Soyons honnête, on ne misait pas cher sur cette adaptation live de Ghost in the Shell, arrivée au bout de vingt ans de sacralisation hollywoodienne béate du manga de Masamune Shirow et Mamuro Oshii — de Matrix et ses hackeurs reconvertis en hoplites aériens, à AI et sa relecture de Pinocchio chez les androïdes, les studios n’ont cessé de puiser sans vergogne à sa source. Or, loin de s’en inquiéter, Rupert Sanders (Blanche-neige et le Chasseur) et ses collaborateurs en profitent justement pour amasser un gros capital iconographique. Plutôt que de recommencer sur nouveau frais, le film cherche ainsi à relier tous les fils d’inspiration initiés par l’épisode original, à la façon d’un héritier tardif venu recouvrer ses créances.
D’où une résurrection en forme de bilan rétrospectif, ou de mash up opportuniste, qui s’approprie et assimile tout ce qui a fait l’imaginaire cyber punk au cinéma depuis deux décennies, en une version assainie de l’univers du manga. Dans une mégalopole inconnue et ensevelie sous la technologie, on y suit l’enquête d’une Robocop féminoïde, le Major Kusanagi, lancée à la recherche d’un mystérieux pirate informatique qui lui révèlera le secret de ses origines. À l’image de son héroïne boostée par la cybernétique, Ghost in the Shell ressemble lui-même à un assemblage de compétences: un objet mort mais artificiellement optimisé, superposant froidement toutes ses décalcomanies de pointe.

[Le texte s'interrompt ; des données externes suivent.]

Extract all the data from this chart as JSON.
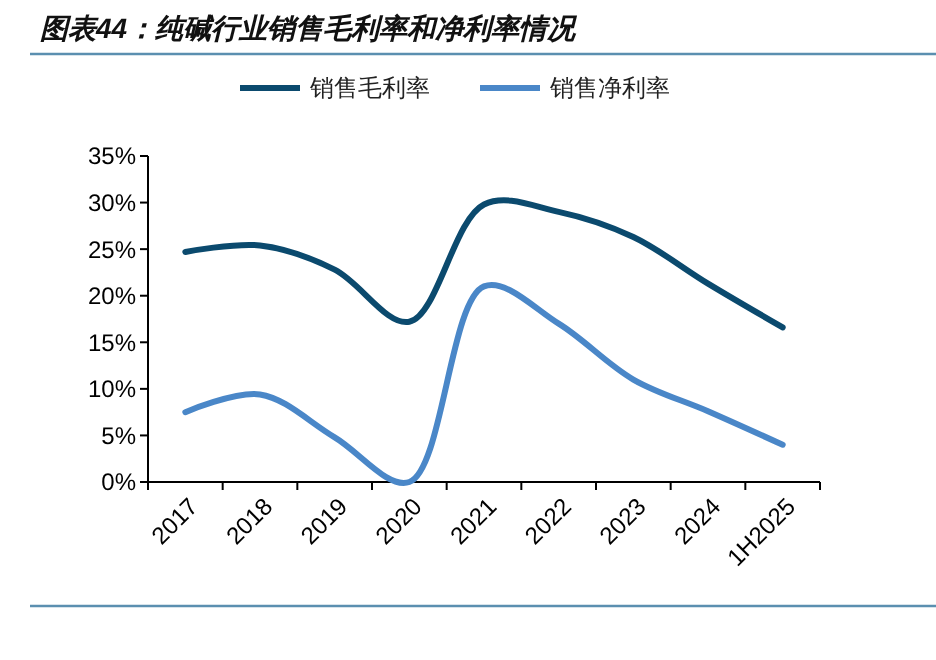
{
  "chart_data": {
    "type": "line",
    "title": "图表44：纯碱行业销售毛利率和净利率情况",
    "categories": [
      "2017",
      "2018",
      "2019",
      "2020",
      "2021",
      "2022",
      "2023",
      "2024",
      "1H2025"
    ],
    "series": [
      {
        "name": "销售毛利率",
        "color": "#0b4a6e",
        "values": [
          24.7,
          25.4,
          22.8,
          17.2,
          29.8,
          29.0,
          26.3,
          21.3,
          16.6
        ]
      },
      {
        "name": "销售净利率",
        "color": "#4a87c8",
        "values": [
          7.5,
          9.4,
          4.8,
          0,
          21.0,
          17.0,
          11.0,
          7.6,
          4.0
        ]
      }
    ],
    "ylim": [
      0,
      35
    ],
    "yticks": [
      {
        "value": 0,
        "label": "0%"
      },
      {
        "value": 5,
        "label": "5%"
      },
      {
        "value": 10,
        "label": "10%"
      },
      {
        "value": 15,
        "label": "15%"
      },
      {
        "value": 20,
        "label": "20%"
      },
      {
        "value": 25,
        "label": "25%"
      },
      {
        "value": 30,
        "label": "30%"
      },
      {
        "value": 35,
        "label": "35%"
      }
    ],
    "legend": "top",
    "grid": false,
    "marker": "none",
    "line_style": "solid"
  }
}
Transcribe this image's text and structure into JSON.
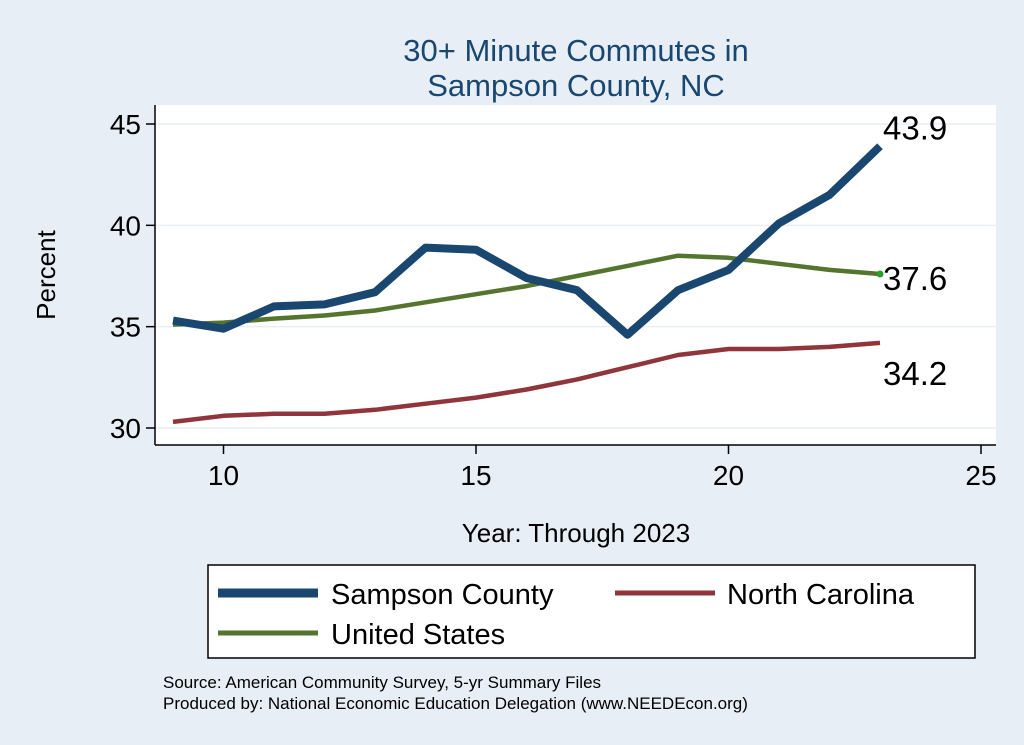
{
  "chart_data": {
    "type": "line",
    "title": [
      "30+ Minute Commutes in",
      "Sampson County, NC"
    ],
    "xlabel": "Year: Through 2023",
    "ylabel": "Percent",
    "xlim": [
      9,
      25
    ],
    "ylim": [
      30,
      45
    ],
    "xticks": [
      10,
      15,
      20,
      25
    ],
    "yticks": [
      30,
      35,
      40,
      45
    ],
    "grid": true,
    "series": [
      {
        "name": "Sampson County",
        "color": "#1a476f",
        "x": [
          9,
          10,
          11,
          12,
          13,
          14,
          15,
          16,
          17,
          18,
          19,
          20,
          21,
          22,
          23
        ],
        "values": [
          35.3,
          34.9,
          36.0,
          36.1,
          36.7,
          38.9,
          38.8,
          37.4,
          36.8,
          34.6,
          36.8,
          37.8,
          40.1,
          41.5,
          43.9
        ],
        "end_label": "43.9"
      },
      {
        "name": "North Carolina",
        "color": "#90353b",
        "x": [
          9,
          10,
          11,
          12,
          13,
          14,
          15,
          16,
          17,
          18,
          19,
          20,
          21,
          22,
          23
        ],
        "values": [
          30.3,
          30.6,
          30.7,
          30.7,
          30.9,
          31.2,
          31.5,
          31.9,
          32.4,
          33.0,
          33.6,
          33.9,
          33.9,
          34.0,
          34.2
        ],
        "end_label": "34.2"
      },
      {
        "name": "United States",
        "color": "#55752f",
        "x": [
          9,
          10,
          11,
          12,
          13,
          14,
          15,
          16,
          17,
          18,
          19,
          20,
          21,
          22,
          23
        ],
        "values": [
          35.1,
          35.2,
          35.4,
          35.55,
          35.8,
          36.2,
          36.6,
          37.0,
          37.5,
          38.0,
          38.5,
          38.4,
          38.1,
          37.8,
          37.6
        ],
        "end_label": "37.6"
      }
    ],
    "legend": [
      "Sampson County",
      "North Carolina",
      "United States"
    ]
  },
  "footer": {
    "source": "Source: American Community Survey, 5-yr Summary Files",
    "produced": "Produced by: National Economic Education Delegation (www.NEEDEcon.org)"
  }
}
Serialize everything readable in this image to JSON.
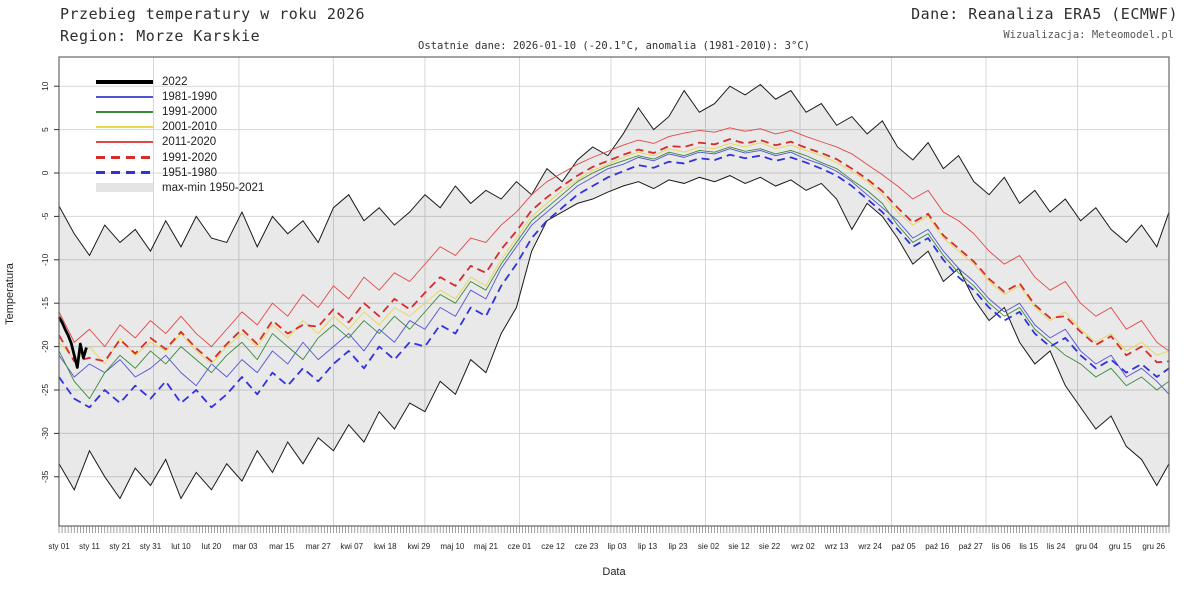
{
  "header": {
    "title_line1": "Przebieg temperatury w roku 2026",
    "title_line2": "Region: Morze Karskie",
    "source": "Dane: Reanaliza ERA5 (ECMWF)",
    "credit": "Wizualizacja: Meteomodel.pl"
  },
  "annotation": "Ostatnie dane: 2026-01-10 (-20.1°C, anomalia (1981-2010): 3°C)",
  "axes": {
    "ylabel": "Temperatura",
    "xlabel": "Data",
    "yticks": [
      10,
      5,
      0,
      -5,
      -10,
      -15,
      -20,
      -25,
      -30,
      -35
    ],
    "month_start_days": [
      32,
      60,
      91,
      121,
      152,
      182,
      213,
      244,
      274,
      305,
      335
    ],
    "xticks": [
      {
        "label": "sty 01",
        "day": 1
      },
      {
        "label": "sty 11",
        "day": 11
      },
      {
        "label": "sty 21",
        "day": 21
      },
      {
        "label": "sty 31",
        "day": 31
      },
      {
        "label": "lut 10",
        "day": 41
      },
      {
        "label": "lut 20",
        "day": 51
      },
      {
        "label": "mar 03",
        "day": 62
      },
      {
        "label": "mar 15",
        "day": 74
      },
      {
        "label": "mar 27",
        "day": 86
      },
      {
        "label": "kwi 07",
        "day": 97
      },
      {
        "label": "kwi 18",
        "day": 108
      },
      {
        "label": "kwi 29",
        "day": 119
      },
      {
        "label": "maj 10",
        "day": 130
      },
      {
        "label": "maj 21",
        "day": 141
      },
      {
        "label": "cze 01",
        "day": 152
      },
      {
        "label": "cze 12",
        "day": 163
      },
      {
        "label": "cze 23",
        "day": 174
      },
      {
        "label": "lip 03",
        "day": 184
      },
      {
        "label": "lip 13",
        "day": 194
      },
      {
        "label": "lip 23",
        "day": 204
      },
      {
        "label": "sie 02",
        "day": 214
      },
      {
        "label": "sie 12",
        "day": 224
      },
      {
        "label": "sie 22",
        "day": 234
      },
      {
        "label": "wrz 02",
        "day": 245
      },
      {
        "label": "wrz 13",
        "day": 256
      },
      {
        "label": "wrz 24",
        "day": 267
      },
      {
        "label": "paź 05",
        "day": 278
      },
      {
        "label": "paź 16",
        "day": 289
      },
      {
        "label": "paź 27",
        "day": 300
      },
      {
        "label": "lis 06",
        "day": 310
      },
      {
        "label": "lis 15",
        "day": 319
      },
      {
        "label": "lis 24",
        "day": 328
      },
      {
        "label": "gru 04",
        "day": 338
      },
      {
        "label": "gru 15",
        "day": 349
      },
      {
        "label": "gru 26",
        "day": 360
      }
    ]
  },
  "legend": [
    {
      "label": "2022",
      "color": "#000000",
      "style": "solid-thick"
    },
    {
      "label": "1981-1990",
      "color": "#5252d6",
      "style": "solid"
    },
    {
      "label": "1991-2000",
      "color": "#3a8a3c",
      "style": "solid"
    },
    {
      "label": "2001-2010",
      "color": "#e6d84f",
      "style": "solid"
    },
    {
      "label": "2011-2020",
      "color": "#e04848",
      "style": "solid"
    },
    {
      "label": "1991-2020",
      "color": "#d92b2b",
      "style": "dashed"
    },
    {
      "label": "1951-1980",
      "color": "#3232dd",
      "style": "dashed"
    },
    {
      "label": "max-min 1950-2021",
      "color": "#e4e4e4",
      "style": "band"
    }
  ],
  "chart_data": {
    "type": "line",
    "title": "Przebieg temperatury w roku 2026",
    "subtitle": "Region: Morze Karskie",
    "xlabel": "Data",
    "ylabel": "Temperatura",
    "x_unit": "day-of-year",
    "ylim": [
      -41,
      13
    ],
    "grid": "on",
    "legend_position": "upper-left",
    "x_days": [
      1,
      6,
      11,
      16,
      21,
      26,
      31,
      36,
      41,
      46,
      51,
      56,
      61,
      66,
      71,
      76,
      81,
      86,
      91,
      96,
      101,
      106,
      111,
      116,
      121,
      126,
      131,
      136,
      141,
      146,
      151,
      156,
      161,
      166,
      171,
      176,
      181,
      186,
      191,
      196,
      201,
      206,
      211,
      216,
      221,
      226,
      231,
      236,
      241,
      246,
      251,
      256,
      261,
      266,
      271,
      276,
      281,
      286,
      291,
      296,
      301,
      306,
      311,
      316,
      321,
      326,
      331,
      336,
      341,
      346,
      351,
      356,
      361,
      365
    ],
    "band": {
      "name": "max-min 1950-2021",
      "max": [
        -3.8,
        -7,
        -9.5,
        -6,
        -8,
        -6.5,
        -9,
        -5.5,
        -8.5,
        -5,
        -7.5,
        -8,
        -4.5,
        -8.5,
        -5,
        -7,
        -5.5,
        -8,
        -4,
        -2.5,
        -5.5,
        -4,
        -6,
        -4.5,
        -2.5,
        -4,
        -1.5,
        -3.5,
        -2,
        -3,
        -1,
        -2.5,
        0.5,
        -1,
        1.5,
        3,
        2,
        4.5,
        7.5,
        5,
        6.5,
        9.5,
        7,
        8,
        10,
        9,
        10.2,
        8.5,
        9.5,
        7,
        8,
        5.5,
        6.5,
        4.5,
        6,
        3,
        1.5,
        3.5,
        0.5,
        2,
        -1,
        -2.5,
        -0.5,
        -3.5,
        -2,
        -4.5,
        -3,
        -5.5,
        -4,
        -6.5,
        -8,
        -6,
        -8.5,
        -4.5
      ],
      "min": [
        -33.5,
        -36.5,
        -32,
        -35,
        -37.5,
        -34,
        -36,
        -33,
        -37.5,
        -34.5,
        -36.5,
        -33.5,
        -35.5,
        -32,
        -34.5,
        -31,
        -33.5,
        -30.5,
        -32,
        -29,
        -31,
        -27.5,
        -29.5,
        -26.5,
        -27.5,
        -24,
        -25.5,
        -21.5,
        -23,
        -18.5,
        -15.5,
        -9,
        -5.5,
        -4.5,
        -3.5,
        -3,
        -2.2,
        -1.5,
        -1,
        -1.8,
        -0.8,
        -1.2,
        -0.5,
        -1,
        -0.3,
        -1.2,
        -0.5,
        -1.5,
        -0.8,
        -2,
        -1.2,
        -3,
        -6.5,
        -3.5,
        -5,
        -7.5,
        -10.5,
        -9,
        -12.5,
        -11,
        -14.5,
        -17,
        -15.5,
        -19.5,
        -22,
        -20.5,
        -24.5,
        -27,
        -29.5,
        -28,
        -31.5,
        -33,
        -36,
        -33.5
      ]
    },
    "series": [
      {
        "name": "1981-1990",
        "color": "#5252d6",
        "style": "solid",
        "values": [
          -21,
          -23.5,
          -22,
          -23,
          -21.5,
          -23.5,
          -22.5,
          -21,
          -23,
          -24.5,
          -22,
          -23.5,
          -21.5,
          -23,
          -20.5,
          -22,
          -19.5,
          -21.5,
          -20,
          -18.5,
          -20.5,
          -18,
          -19.5,
          -17,
          -18,
          -15.5,
          -16.5,
          -13.5,
          -14.5,
          -11,
          -8.5,
          -6,
          -4.5,
          -3,
          -1.5,
          -0.5,
          0.5,
          1,
          1.8,
          1.4,
          2.2,
          1.8,
          2.4,
          2.2,
          2.8,
          2.3,
          2.6,
          2,
          2.4,
          1.6,
          1,
          0.2,
          -1,
          -2.5,
          -4,
          -5.5,
          -7.5,
          -6.5,
          -9,
          -11,
          -12.5,
          -14.5,
          -16,
          -15,
          -17.5,
          -19,
          -18,
          -20.5,
          -22,
          -21,
          -23.5,
          -22.5,
          -24,
          -25.5
        ]
      },
      {
        "name": "1991-2000",
        "color": "#3a8a3c",
        "style": "solid",
        "values": [
          -20.5,
          -24,
          -26,
          -23,
          -21,
          -22.5,
          -20.5,
          -22,
          -20,
          -21.5,
          -23,
          -21,
          -19.5,
          -21.5,
          -18.5,
          -20,
          -21.5,
          -19,
          -17.5,
          -19,
          -17,
          -18.5,
          -16.5,
          -18,
          -16,
          -14,
          -15,
          -12.5,
          -13.5,
          -10.5,
          -8,
          -5.5,
          -4,
          -2.5,
          -1,
          0,
          0.8,
          1.4,
          2,
          1.6,
          2.4,
          2,
          2.6,
          2.4,
          3,
          2.5,
          2.8,
          2.2,
          2.6,
          2,
          1.2,
          0.5,
          -0.8,
          -2,
          -3.5,
          -6,
          -8,
          -7,
          -9.5,
          -11.5,
          -13,
          -15,
          -16.5,
          -15.5,
          -18,
          -19.5,
          -21,
          -22,
          -23.5,
          -22.5,
          -24.5,
          -23.5,
          -25,
          -24
        ]
      },
      {
        "name": "2001-2010",
        "color": "#e6d84f",
        "style": "solid",
        "values": [
          -19.5,
          -21.5,
          -20,
          -22,
          -19,
          -21,
          -19.5,
          -20.5,
          -18.5,
          -20.5,
          -22,
          -20,
          -18.5,
          -20,
          -17.5,
          -19,
          -17,
          -18.5,
          -16.5,
          -18,
          -16,
          -17.5,
          -15.5,
          -16.5,
          -15,
          -13.5,
          -14.5,
          -12,
          -13,
          -10,
          -7.5,
          -5,
          -3.5,
          -2,
          -0.8,
          0.3,
          1,
          1.8,
          2.4,
          2,
          2.8,
          2.4,
          3,
          2.8,
          3.4,
          3,
          3.5,
          2.8,
          3.2,
          2.6,
          2,
          1.2,
          0.2,
          -1,
          -2.5,
          -4.5,
          -6,
          -5,
          -7.5,
          -9,
          -10.5,
          -12.5,
          -14,
          -13,
          -15.5,
          -17,
          -16,
          -18,
          -19.5,
          -18.5,
          -20.5,
          -19.5,
          -21,
          -20.5
        ]
      },
      {
        "name": "2011-2020",
        "color": "#e04848",
        "style": "solid",
        "values": [
          -16,
          -19.5,
          -18,
          -20,
          -17.5,
          -19,
          -17,
          -18.5,
          -16.5,
          -18.5,
          -20,
          -18,
          -16,
          -17.5,
          -15,
          -16.5,
          -14,
          -15.5,
          -13,
          -14.5,
          -12,
          -13.5,
          -11.5,
          -12.5,
          -10.5,
          -8.5,
          -9.5,
          -7.5,
          -8,
          -6,
          -4.5,
          -2.5,
          -1,
          0,
          1,
          1.8,
          2.5,
          3.2,
          3.8,
          3.4,
          4.2,
          4.6,
          4.9,
          4.7,
          5.2,
          4.8,
          5.1,
          4.5,
          4.9,
          4.2,
          3.6,
          3,
          2.2,
          1,
          -0.2,
          -1.5,
          -3,
          -2,
          -4.5,
          -5.5,
          -7,
          -9,
          -10.5,
          -9.5,
          -12,
          -13.5,
          -12.5,
          -15,
          -16.5,
          -15.5,
          -18,
          -17,
          -19.5,
          -20.5
        ]
      },
      {
        "name": "1991-2020",
        "color": "#d92b2b",
        "style": "dashed",
        "values": [
          -18.7,
          -21.7,
          -21.3,
          -21.7,
          -19.2,
          -20.8,
          -19,
          -20.3,
          -18.3,
          -20.2,
          -21.7,
          -19.7,
          -18,
          -19.7,
          -17,
          -18.5,
          -17.5,
          -17.7,
          -15.7,
          -17.2,
          -15,
          -16.5,
          -14.5,
          -15.7,
          -13.8,
          -12,
          -13,
          -10.7,
          -11.5,
          -8.8,
          -6.7,
          -4.3,
          -2.8,
          -1.5,
          -0.3,
          0.7,
          1.4,
          2.1,
          2.7,
          2.3,
          3.1,
          3,
          3.5,
          3.3,
          3.9,
          3.4,
          3.8,
          3.2,
          3.6,
          2.9,
          2.3,
          1.6,
          0.5,
          -0.7,
          -2.1,
          -4,
          -5.7,
          -4.7,
          -7.2,
          -8.7,
          -10.2,
          -12.2,
          -13.7,
          -12.7,
          -15.2,
          -16.7,
          -16.5,
          -18.3,
          -19.8,
          -18.8,
          -21,
          -20,
          -21.8,
          -21.7
        ]
      },
      {
        "name": "1951-1980",
        "color": "#3232dd",
        "style": "dashed",
        "values": [
          -23.5,
          -26,
          -27,
          -25,
          -26.5,
          -24.5,
          -26,
          -24,
          -26.5,
          -25,
          -27,
          -25.5,
          -23.5,
          -25.5,
          -23,
          -24.5,
          -22.5,
          -24,
          -22,
          -20.5,
          -22.5,
          -20,
          -21.5,
          -19.5,
          -20,
          -17.5,
          -18.5,
          -15.5,
          -16.5,
          -13,
          -10.5,
          -7.5,
          -5.5,
          -4,
          -2.5,
          -1.5,
          -0.5,
          0.2,
          0.9,
          0.6,
          1.3,
          1.1,
          1.7,
          1.5,
          2.1,
          1.7,
          2,
          1.4,
          1.8,
          1.2,
          0.5,
          -0.3,
          -1.5,
          -3,
          -4.5,
          -6.5,
          -8.5,
          -7.5,
          -10,
          -12,
          -13.5,
          -15.5,
          -17,
          -16,
          -18.5,
          -20,
          -19,
          -21,
          -22.5,
          -21.5,
          -23,
          -22,
          -23.5,
          -22.5
        ]
      },
      {
        "name": "2022",
        "color": "#000000",
        "style": "solid-thick",
        "days": [
          1,
          2,
          3,
          4,
          5,
          6,
          7,
          8,
          9,
          10
        ],
        "values": [
          -16.6,
          -17.2,
          -18.0,
          -18.7,
          -19.6,
          -21.0,
          -22.4,
          -19.7,
          -21.3,
          -20.1
        ]
      }
    ]
  }
}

Mais bizarrement, c’est au prix de son absence totale d’âme que ce ballet phosphorescent finit par fasciner un peu. À son meilleur, Ghost in the shell s’apparente à une grande simulation de cinéma consciente de sa vanité, une démo technique en forme de surface réfléchissante, aux enjeux scénaristiques dissous dans l’onctueuse matrice de synthèse. En témoigne cette édifiante séquence de hacking cérébral, où l’on accompagne le Major dans les couloirs d’un souvenir dont tous les éléments, corps et décors, se désagrègent, littéralement, comme un château de sable sous la pression du vent.
Malgré les efforts, rien ne résistera donc à l’oubli dans cette mirifique manufacture du recyclage et de la duplication. Rien, sinon une chose : Scarlett Johansson, qui est décidément la plus belle créature offerte à la science-fiction contemporaine depuis Arnold Schwarzenegger. D’un rôle à l’autre, il y a en effet quelque chose de sidérant à voir l’actrice éprouver ainsi l’épaisseur de sa chair au péril de la dématérialisation. À chaque film, un nouveau numéro de striptease high tech, où s’inventent pour l’icône de nouvelles manières de jouer de sa nudité : c’est cette peau dont elle se débarrassait comme d’une combinaison à la fin d’Under the skin ; c’est ce corps littéralement sans substance dans Her, où l’égérie se réduisait à une voix sans origine, un mirage de volupté propagé par la grâce d’une simple onde sonore.
Dans Ghost in the Shell, son personnage d’androïde n’est plus qu’une carcasse recouverte d’un plâtre digital — une enveloppe corporelle évolutive, ductile, qui s’anime et se détend, s’épaissit et se craquelle selon les caprices des situations. Toutes les séquences se déplient dès lors comme autant de prétextes à un remodelage synthétique de sa silhouette, face auquel le spectateur s’efforcera de différencier le membre de la prothèse, et de chercher la peau sous la texture numérique, comme on la pisterait derrière un sous-vêtement transparent. Autant dire qu’on est loin de Baudrillard et du vertige méditatif des deux épisodes de Mamuro Oshii, dont la trame est ici simplifiée à l’extrême pour épouser le cheminement d’une leçon philosophique à la petite semaine.
On en est loin et ce n’est peut-être pas si mal, tant Sanders trouve dans la contemplation de cette sensualité amplifiée le tremplin de ses plus belles (et modestes) inspirations. Notamment celle de clore le film par ce plan iconique qui introduisait le manga original, voyant l’héroïne se jeter nue du haut d’un building avant de disparaitre dans les bras de la mégalopole grâce à son camouflage. Manière de parachever d’un clin d’oeil le striptease cybernétique de la Scarlett puppet, invitée à s’éclipser d’une pirouette dans les coulisses du grand cabaret digital. Il y a donc de quoi se rassurer : trente ans après Blade Runner (auquel Ghost in the Shell devait à l’évidence beaucoup), tout a peut-être été dit mille fois sur l’ inexorable déréalisation du monde, mais le cinéma, lui, continue de rêver comme au premier jour d’androïdes érotiques.